La sexualidad humana es una forma de manifestación y un espejo del acto perpetuo de la creación que se consuma ininterrumpidamente en todos los planos del universo.

Cuando en el instante de la creación surgió la multiplicación a partir de la unidad, el ser amorfo se dividió primeramente en dos formas fundamentales de energía: una masculina fertilizadora y una fuerza femenina engendradora a las que se les denomino el yin y yang. El yin femenino es fertilizado continuamente por la semilla masculina del yang y engendra la vida en sus formas infinitamente variadas. Tienes más detalles en: https://www.tarotportelefono.eu

 

El nivel físico

A nivel físico del hombre, este juego de fuerza se manifiesta como sexualidad. Mediante ella, el hombre está unido en su totalidad con el perpetuo acto de la creación de la vida, y el éxtasis que puede experimentar en ella refleja la bendición de la creación. Las fuerzas del yin y el yang se manifiestan en todo el universo como polaridad.

El yin y el yang simbolizan de forma intuitiva el movimiento rítmico de toda la vida. El yin representa una cara de la totalidad, la femenina, extensiva, intuitiva, pasiva e inconsciente, el yang la masculina, concentradora, intelectual, activa  y consciente.
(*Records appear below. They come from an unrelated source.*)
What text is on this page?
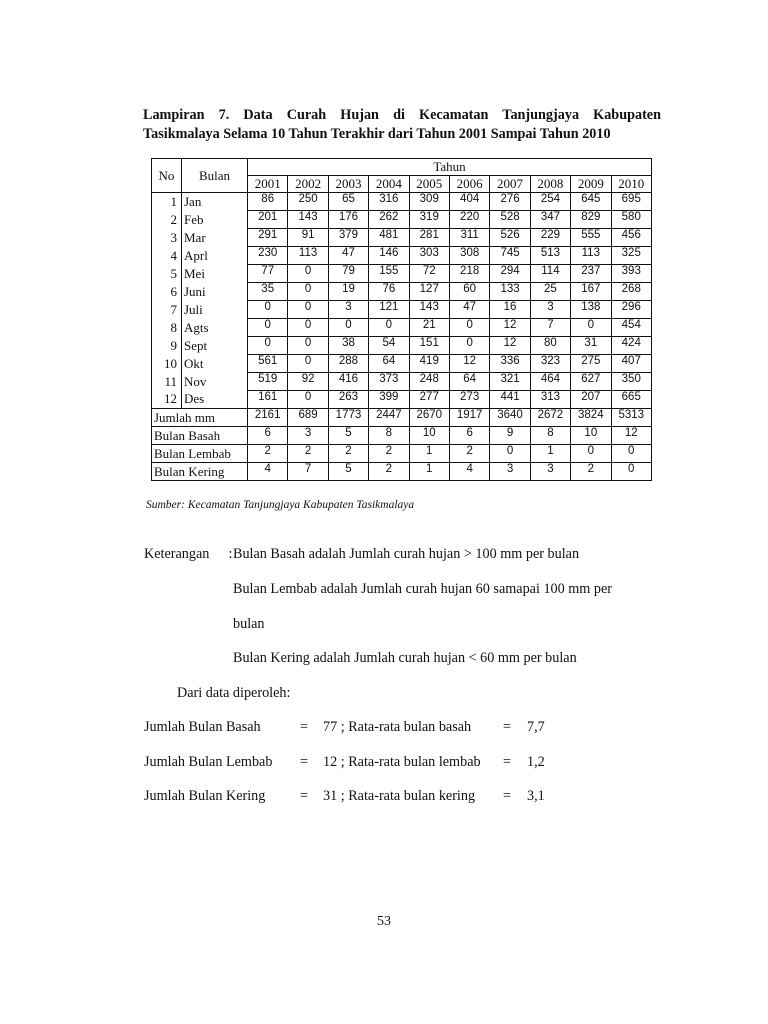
Lampiran 7. Data Curah Hujan di Kecamatan Tanjungjaya Kabupaten
Tasikmalaya Selama 10 Tahun Terakhir dari Tahun 2001 Sampai Tahun 2010
No	Bulan	Tahun									
		2001	2002	2003	2004	2005	2006	2007	2008	2009	2010
1	Jan	86	250	65	316	309	404	276	254	645	695
2	Feb	201	143	176	262	319	220	528	347	829	580
3	Mar	291	91	379	481	281	311	526	229	555	456
4	Aprl	230	113	47	146	303	308	745	513	113	325
5	Mei	77	0	79	155	72	218	294	114	237	393
6	Juni	35	0	19	76	127	60	133	25	167	268
7	Juli	0	0	3	121	143	47	16	3	138	296
8	Agts	0	0	0	0	21	0	12	7	0	454
9	Sept	0	0	38	54	151	0	12	80	31	424
10	Okt	561	0	288	64	419	12	336	323	275	407
11	Nov	519	92	416	373	248	64	321	464	627	350
12	Des	161	0	263	399	277	273	441	313	207	665
Jumlah mm		2161	689	1773	2447	2670	1917	3640	2672	3824	5313
Bulan Basah		6	3	5	8	10	6	9	8	10	12
Bulan Lembab		2	2	2	2	1	2	0	1	0	0
Bulan Kering		4	7	5	2	1	4	3	3	2	0
Sumber: Kecamatan Tanjungjaya Kabupaten Tasikmalaya
Keterangan : Bulan Basah adalah Jumlah curah hujan > 100 mm per bulan
Bulan Lembab adalah Jumlah curah hujan 60 samapai 100 mm per
bulan
Bulan Kering adalah Jumlah curah hujan < 60 mm per bulan
Dari data diperoleh:
Jumlah Bulan Basah	= 77 ; Rata-rata bulan basah = 7,7
Jumlah Bulan Lembab = 12 ; Rata-rata bulan lembab = 1,2
Jumlah Bulan Kering = 31 ; Rata-rata bulan kering = 3,1
53
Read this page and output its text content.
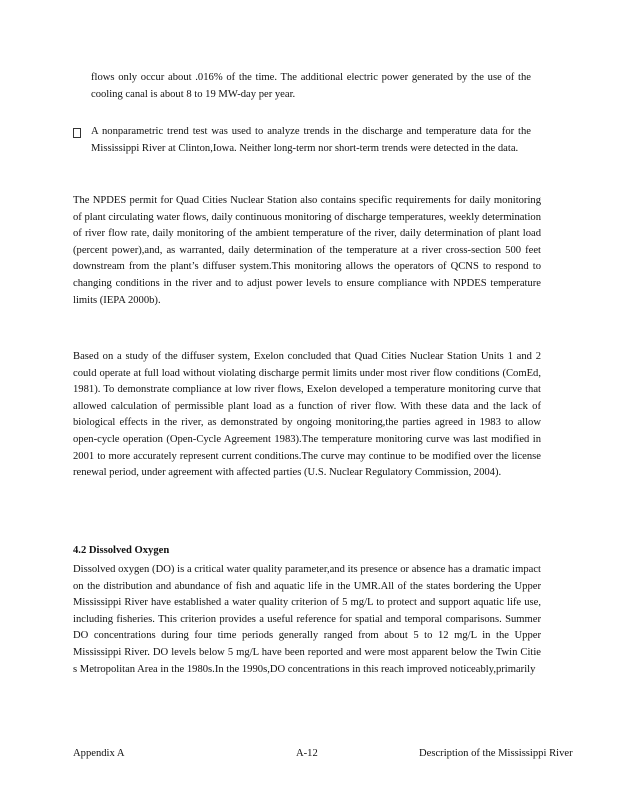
flows only occur about .016% of the time. The additional electric power generated by the use of the cooling canal is about 8 to 19 MW-day per year.

A nonparametric trend test was used to analyze trends in the discharge and temperature data for the Mississippi River at Clinton,Iowa. Neither long-term nor short-term trends were detected in the data.

The NPDES permit for Quad Cities Nuclear Station also contains specific requirements for daily monitoring of plant circulating water flows, daily continuous monitoring of discharge temperatures, weekly determination of river flow rate, daily monitoring of the ambient temperature of the river, daily determination of plant load (percent power),and, as warranted, daily determination of the temperature at a river cross-section 500 feet downstream from the plant’s diffuser system.This monitoring allows the operators of QCNS to respond to changing conditions in the river and to adjust power levels to ensure compliance with NPDES temperature limits (IEPA 2000b).

Based on a study of the diffuser system, Exelon concluded that Quad Cities Nuclear Station Units 1 and 2 could operate at full load without violating discharge permit limits under most river flow conditions (ComEd, 1981). To demonstrate compliance at low river flows, Exelon developed a temperature monitoring curve that allowed calculation of permissible plant load as a function of river flow. With these data and the lack of biological effects in the river, as demonstrated by ongoing monitoring,the parties agreed in 1983 to allow open-cycle operation (Open-Cycle Agreement 1983).The temperature monitoring curve was last modified in 2001 to more accurately represent current conditions.The curve may continue to be modified over the license renewal period, under agreement with affected parties (U.S. Nuclear Regulatory Commission, 2004).

4.2 Dissolved Oxygen

Dissolved oxygen (DO) is a critical water quality parameter,and its presence or absence has a dramatic impact on the distribution and abundance of fish and aquatic life in the UMR.All of the states bordering the Upper Mississippi River have established a water quality criterion of 5 mg/L to protect and support aquatic life use, including fisheries. This criterion provides a useful reference for spatial and temporal comparisons. Summer DO concentrations during four time periods generally ranged from about 5 to 12 mg/L in the Upper Mississippi River. DO levels below 5 mg/L have been reported and were most apparent below the Twin Citie s Metropolitan Area in the 1980s.In the 1990s,DO concentrations in this reach improved noticeably,primarily

Appendix A	A-12	Description of the Mississippi River
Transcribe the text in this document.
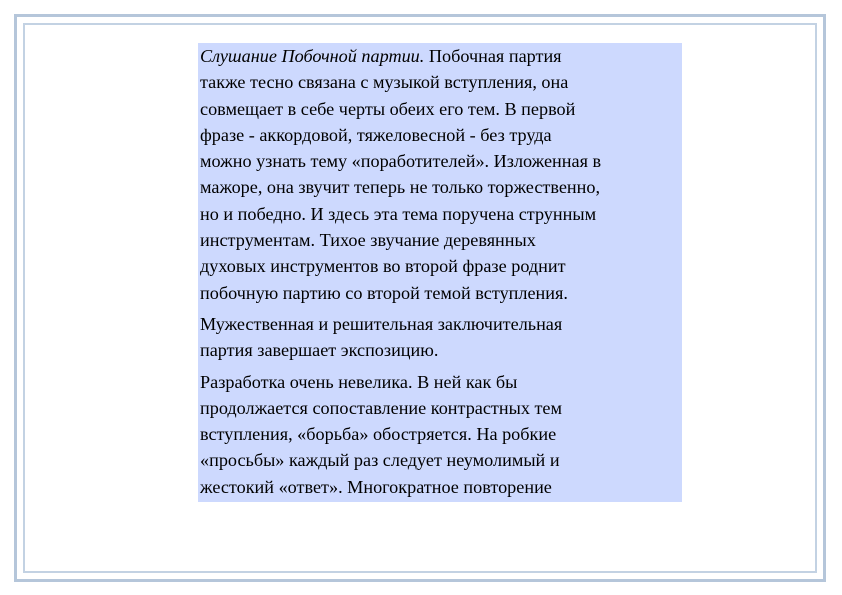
Слушание Побочной партии. Побочная партия
также тесно связана с музыкой вступления, она
совмещает в себе черты обеих его тем. В первой
фразе - аккордовой, тяжеловесной - без труда
можно узнать тему «поработителей». Изложенная в
мажоре, она звучит теперь не только торжественно,
но и победно. И здесь эта тема поручена струнным
инструментам. Тихое звучание деревянных
духовых инструментов во второй фразе роднит
побочную партию со второй темой вступления.

Мужественная и решительная заключительная
партия завершает экспозицию.

Разработка очень невелика. В ней как бы
продолжается сопоставление контрастных тем
вступления, «борьба» обостряется. На робкие
«просьбы» каждый раз следует неумолимый и
жестокий «ответ». Многократное повторение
El equilibrio existente en el universo que nos rodea es el resultado de las relaciones entre las parejas contrarias.

 

El flujo de movimiento

Como en este universo todo se encuentra en un perpetuo flujo de movimiento, tanto el yin como el yang están ya presentes en forma latente en el correspondiente polo opuesto.

Esto se simboliza mediante el punto blanco dentro del yin oscuro, y por el punto oscuro dentro del yang blanco.